By Dr. THOMAS K. HUNT
Sen. Johnny Ellis, the Salvation Army's Clitheroe Center and the state of Alaska are working on an innovative pilot project to bring 10 detox and secure treatment beds to the Clitheroe Center at Point Woronzof under the existing involuntary commitment statute. These spots will be for Alaska's most out-of-control alcoholics. This is a good idea.

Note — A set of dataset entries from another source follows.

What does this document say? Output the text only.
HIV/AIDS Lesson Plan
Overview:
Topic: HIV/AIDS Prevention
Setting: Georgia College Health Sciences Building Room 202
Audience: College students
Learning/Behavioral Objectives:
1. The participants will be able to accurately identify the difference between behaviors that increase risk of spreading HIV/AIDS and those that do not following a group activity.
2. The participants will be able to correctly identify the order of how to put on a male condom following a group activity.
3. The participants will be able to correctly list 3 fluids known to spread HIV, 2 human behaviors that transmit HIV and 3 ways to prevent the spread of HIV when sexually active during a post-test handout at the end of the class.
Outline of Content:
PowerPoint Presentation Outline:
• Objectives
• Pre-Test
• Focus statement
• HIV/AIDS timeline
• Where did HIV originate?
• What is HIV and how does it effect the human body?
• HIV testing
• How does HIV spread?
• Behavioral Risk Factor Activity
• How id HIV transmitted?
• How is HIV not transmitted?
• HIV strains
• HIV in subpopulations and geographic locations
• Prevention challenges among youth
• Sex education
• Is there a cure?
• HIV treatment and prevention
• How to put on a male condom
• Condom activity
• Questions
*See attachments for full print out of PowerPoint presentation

The case to do this is compelling: These aren't casual drunks who need a sleep-off. The relatively small population, about 100 people, is responsible for the vast majority of Community Service Patrol calls, thousands of hours of APD and court time, the majority of alcohol-related emergency room utilization and for tying up needed hospital beds and resources. They account for about $4 million of taxpayer support annually. That's $40,000 per person per year we're spending to support their status quo. That would buy a lot of health-care reform.
Let's assume only 25 of them are committed annually (there will be four beds at a time for 30-day stays at least, some up to 180 days). Let's assume 10 stay sober. At a $1 million program cost, that's $100,000 per successful treatment. Sounds crazy? Not when you figure that those 10 successes averted $400,000 of costs this year, and another 400 grand each year going forward and compounding with next year's 10 cases.
And the other 15 cases who returned to drinking? It doesn't mean they won't quit next time. How many times did it take you to quit smoking? Besides, that's 30, or 60, or 180 days each they're not on the street, not in your ER, and not costing you money. It takes money to save money.
Some complain about individual rights. Society has answered this question. When citizens are mentally ill to the degree of threatening themselves or others, we restrict their freedoms. We all agree that we should intervene to stop a suicide; how is this substantively different? When citizens threaten us with intoxicated driving, we restrict their freedoms. We all agree that we should intervene to stop vehicular manslaughter; how is this substantively different? When citizens rob us by Ponzi investment schemes, we restrict their freedoms. How does robbing us by bilking our health-care dollars differ from bilking our retirement funds? We have an interest in their behaving like citizens, and they are not making good choices for themselves or us, so we must act.
I have participated in several involuntary commitments during my years of hospitalizing and managing scores of such cases. Many were rejected by the judge for insufficient documentation despite dozens of hospitalizations and evidence of self-harm; judges don't take involuntary commitment lightly. A few people were committed and are sober today.
They're my patients, real people, like you.
Thomas Hunt is medical director of the Anchorage Neighborhood Health Center.